O século 19 é daqueles que os diretores de arte correm quilômetros quando um diretor chega para oferecer trabalho, pois se não trabalhar bem os detalhes, mesmo que em ambientes completamente fechados, acabam falhando feio e não situando nada na trama. E aqui, embora tenham elaborado um bom plano cênico, tivemos muitos detalhes crus e jogados na tela, além de quase amarrem todos dentro da casa para não precisar elaborar a cenografia externa (e em uma das cenas do lado de fora de alguma casa vemos uma fachada completamente fora de época para piorar as coisas), ou seja, o filme até trabalhou bem num contexto fechado, com figurino correto, maquiagem, "festas" e elementos cênicos bem corretos, mas como a trama só fica ali dentro, foi algo pequeno demais para agradar, e poderia fluir muito mais que não ficaria fora do orçamento.

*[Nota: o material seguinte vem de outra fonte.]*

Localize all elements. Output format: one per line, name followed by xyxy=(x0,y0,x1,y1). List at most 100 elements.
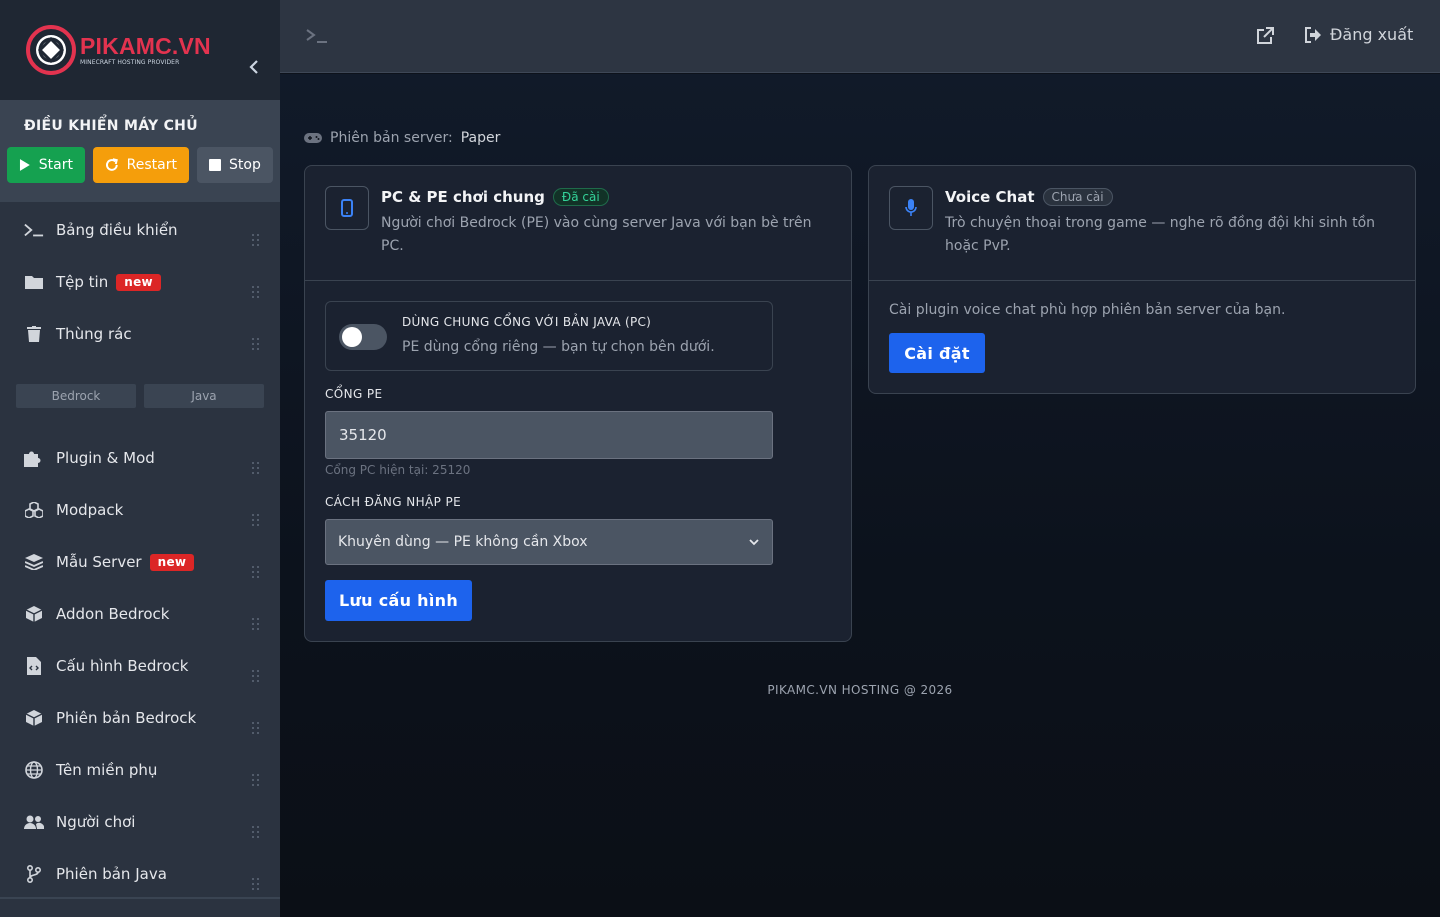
sidebar-item-files[interactable]: Tệp tin new xyxy=(0,256,280,308)
tab-java[interactable]: Java xyxy=(144,384,264,408)
pc-port-hint: Cổng PC hiện tại: 25120 xyxy=(325,463,471,477)
drag-handle-icon[interactable] xyxy=(252,514,260,526)
sidebar: PIKAMC.VN MINECRAFT HOSTING PROVIDER ĐIỀ… xyxy=(0,0,280,917)
logout-label: Đăng xuất xyxy=(1330,25,1414,44)
save-config-button[interactable]: Lưu cấu hình xyxy=(325,580,472,621)
sidebar-item-templates[interactable]: Mẫu Server new xyxy=(0,536,280,588)
pe-login-selected: Khuyên dùng — PE không cần Xbox xyxy=(338,534,588,550)
sidebar-item-label: Modpack xyxy=(56,501,124,519)
chevron-down-icon xyxy=(749,539,759,546)
server-version-label: Phiên bản server: xyxy=(330,130,453,146)
brand-logo[interactable]: PIKAMC.VN MINECRAFT HOSTING PROVIDER xyxy=(26,25,211,75)
globe-icon xyxy=(24,760,44,780)
drag-handle-icon[interactable] xyxy=(252,774,260,786)
shared-port-option: DÙNG CHUNG CỔNG VỚI BẢN JAVA (PC) PE dùn… xyxy=(325,301,773,371)
drag-handle-icon[interactable] xyxy=(252,286,260,298)
sidebar-item-label: Phiên bản Java xyxy=(56,865,167,883)
logo-icon xyxy=(26,25,76,75)
install-button[interactable]: Cài đặt xyxy=(889,333,985,373)
start-button[interactable]: Start xyxy=(7,147,85,183)
sidebar-item-label: Bảng điều khiển xyxy=(56,221,178,239)
sidebar-item-players[interactable]: Người chơi xyxy=(0,796,280,848)
topbar: Đăng xuất xyxy=(280,0,1440,73)
toggle-knob xyxy=(342,327,362,347)
drag-handle-icon[interactable] xyxy=(252,722,260,734)
microphone-icon xyxy=(889,186,933,230)
stop-label: Stop xyxy=(229,157,261,173)
drag-handle-icon[interactable] xyxy=(252,462,260,474)
stop-button[interactable]: Stop xyxy=(197,147,273,183)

Agora se temos de elogiar algo da produção, com toda certeza temos de ser coerentes e falar da forma incrível que ficaram as iluminações da equipe de fotografia, toda trabalhada em pequenas luminárias e velas, que deram um tom belíssimo de observar e que criaram perspectivas bem clássicas da época, ambientando cada momento e criando vertentes que poderiam ter sido mais trabalhadas.

Enfim, é um filme que poderia seguir diversos rumos, mas que escolheu o pior de todos, e com isso ao invés de enaltecer os ótimos poemas da poetisa, sua forma de escrita diferenciada, e até mesmo seu sofrimento com a doença, optou por colocar a essência de sua revolta e reclusão como tema mestre e assim cansar mais do que agradar. Portanto está longe de ser um filme ruim de assistir, pois como conceito de época, por mostrar um certo lado de mulheres que vão contra os rumos da época até funciona, mas quem for conferir, vá preparado para um longa bem alongado e cansativo, pois aí quem sabe já sabendo o que esperar possa curtir um pouco mais, mas de forma alguma posso recomendá-lo como um longa para quem quer apenas passar uma sessão interessante no cinema, pois temos muitos outros longas melhores para isso. Bem é isso pessoal, encerro aqui essa semana bem curtinha de estreias, mas volto na próxima quinta com mais filmes, então abraços e até lá.